Mike Jackson wrote:



On May 8, 2008, at 11:08 AM, Bill Hoffman wrote:

Mike Jackson wrote:

On Thu, May 8, 2008 at 10:42 AM, Sean McBride <[EMAIL PROTECTED] <mailto:[EMAIL PROTECTED]>> wrote:

    On 5/7/08 3:52 PM, jonathan grimm said:

    >paraview CVS xcodebuild is no longer working.  On a Mac Pro 16GB
    ram with
    >10.5.  I checked and xcodebuild is a 32 bit executable.
    >Makefiles work on the same machine.
    >Is there anything that can be done about this?  The .xcodeproj is
    only 14
    >MB.

    Not working how?  It crashes? it's stuck in an infinite loop? what?
Which version of CMake? Of paraview? Of Xcode? You're not telling
    enough for anyone to help.

Runs out of memory and dies. I sent stuff to apple a while ago and they sort of said it was too big. No one would create something like this by hand because it is too much work. Sad part is visual studio handles projects this size with no problem at all.

-Bill




Did Apple offer any other advice on how to reduce the memory footprint? If it is just the fact of a project file being too large then almost all hope is shot.. but there are a few things to look at.
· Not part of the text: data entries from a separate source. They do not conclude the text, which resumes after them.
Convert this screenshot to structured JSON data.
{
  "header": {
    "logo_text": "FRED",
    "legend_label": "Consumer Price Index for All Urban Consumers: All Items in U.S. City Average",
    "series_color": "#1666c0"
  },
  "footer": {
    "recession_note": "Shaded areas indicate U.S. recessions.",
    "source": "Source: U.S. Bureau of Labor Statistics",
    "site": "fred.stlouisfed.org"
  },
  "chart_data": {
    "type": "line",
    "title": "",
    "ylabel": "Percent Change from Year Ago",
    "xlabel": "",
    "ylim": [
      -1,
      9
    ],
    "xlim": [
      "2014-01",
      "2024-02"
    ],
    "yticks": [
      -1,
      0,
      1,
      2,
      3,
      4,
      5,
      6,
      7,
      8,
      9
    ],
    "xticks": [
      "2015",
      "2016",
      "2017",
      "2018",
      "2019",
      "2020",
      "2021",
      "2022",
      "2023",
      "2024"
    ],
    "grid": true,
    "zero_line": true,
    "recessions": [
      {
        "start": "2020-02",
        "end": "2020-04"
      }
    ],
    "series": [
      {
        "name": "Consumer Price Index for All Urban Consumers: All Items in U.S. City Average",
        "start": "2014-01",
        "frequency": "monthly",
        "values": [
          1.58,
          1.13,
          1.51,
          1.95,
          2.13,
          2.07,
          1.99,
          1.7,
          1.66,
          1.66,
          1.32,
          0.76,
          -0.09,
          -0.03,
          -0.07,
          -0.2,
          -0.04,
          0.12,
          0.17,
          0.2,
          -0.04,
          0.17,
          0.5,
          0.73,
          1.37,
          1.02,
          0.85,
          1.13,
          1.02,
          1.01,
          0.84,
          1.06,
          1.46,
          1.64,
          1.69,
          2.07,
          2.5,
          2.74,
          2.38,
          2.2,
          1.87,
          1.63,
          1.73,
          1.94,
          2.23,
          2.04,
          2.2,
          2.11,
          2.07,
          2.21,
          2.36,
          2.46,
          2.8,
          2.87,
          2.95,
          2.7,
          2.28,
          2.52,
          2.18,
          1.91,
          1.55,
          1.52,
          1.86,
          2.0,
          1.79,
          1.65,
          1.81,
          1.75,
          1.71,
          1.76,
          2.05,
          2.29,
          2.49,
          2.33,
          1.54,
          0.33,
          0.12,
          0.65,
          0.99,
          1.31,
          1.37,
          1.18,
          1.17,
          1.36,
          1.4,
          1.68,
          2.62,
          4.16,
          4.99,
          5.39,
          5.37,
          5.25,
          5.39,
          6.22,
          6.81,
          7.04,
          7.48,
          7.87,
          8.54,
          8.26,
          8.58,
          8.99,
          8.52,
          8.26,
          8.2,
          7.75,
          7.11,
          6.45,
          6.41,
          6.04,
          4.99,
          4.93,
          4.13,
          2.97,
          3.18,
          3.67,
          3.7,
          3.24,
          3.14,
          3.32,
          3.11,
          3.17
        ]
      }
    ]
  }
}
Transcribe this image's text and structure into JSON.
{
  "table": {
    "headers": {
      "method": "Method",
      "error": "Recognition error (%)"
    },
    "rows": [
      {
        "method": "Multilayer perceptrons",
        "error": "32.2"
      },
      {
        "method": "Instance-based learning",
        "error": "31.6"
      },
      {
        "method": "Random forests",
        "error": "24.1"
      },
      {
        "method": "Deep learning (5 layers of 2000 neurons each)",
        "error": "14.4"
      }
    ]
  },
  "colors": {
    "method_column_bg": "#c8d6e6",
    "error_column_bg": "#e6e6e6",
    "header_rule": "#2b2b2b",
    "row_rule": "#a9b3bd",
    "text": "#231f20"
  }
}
1: Create an Xcode project that uses makefiles instead of its own build system internals but listing all the files may be the problem here.

I think it maybe just listing the files.

2: Create the Xcode project that contains project references to subprojects (in the case of paraview, each subdirectory would have its own project file, like vtk, etc). This may make each project file smaller and therefor loadable by Xcode. This does mean that using Xcode now requires lots of windows to be open but that may be the price that is paid for Apples inability to create a project file that scales well.


This is one option. However, last time I looked at it, there was no way to make sure dependent things are built in the correct order using this model.

Now knowing where the problem lies I am just guessing at this point on how to reduce the memory footprint so the Xcode project scales better.. or the CMake team has just found the limit for Xcode and that is how the world works in "Apple Land".

I sort of gave up when I first did the Xcode stuff after a few emails to Apple. I really don't have the time/funding to look into this further. However, if someone else wants to create a bug report for Apple, that would be great.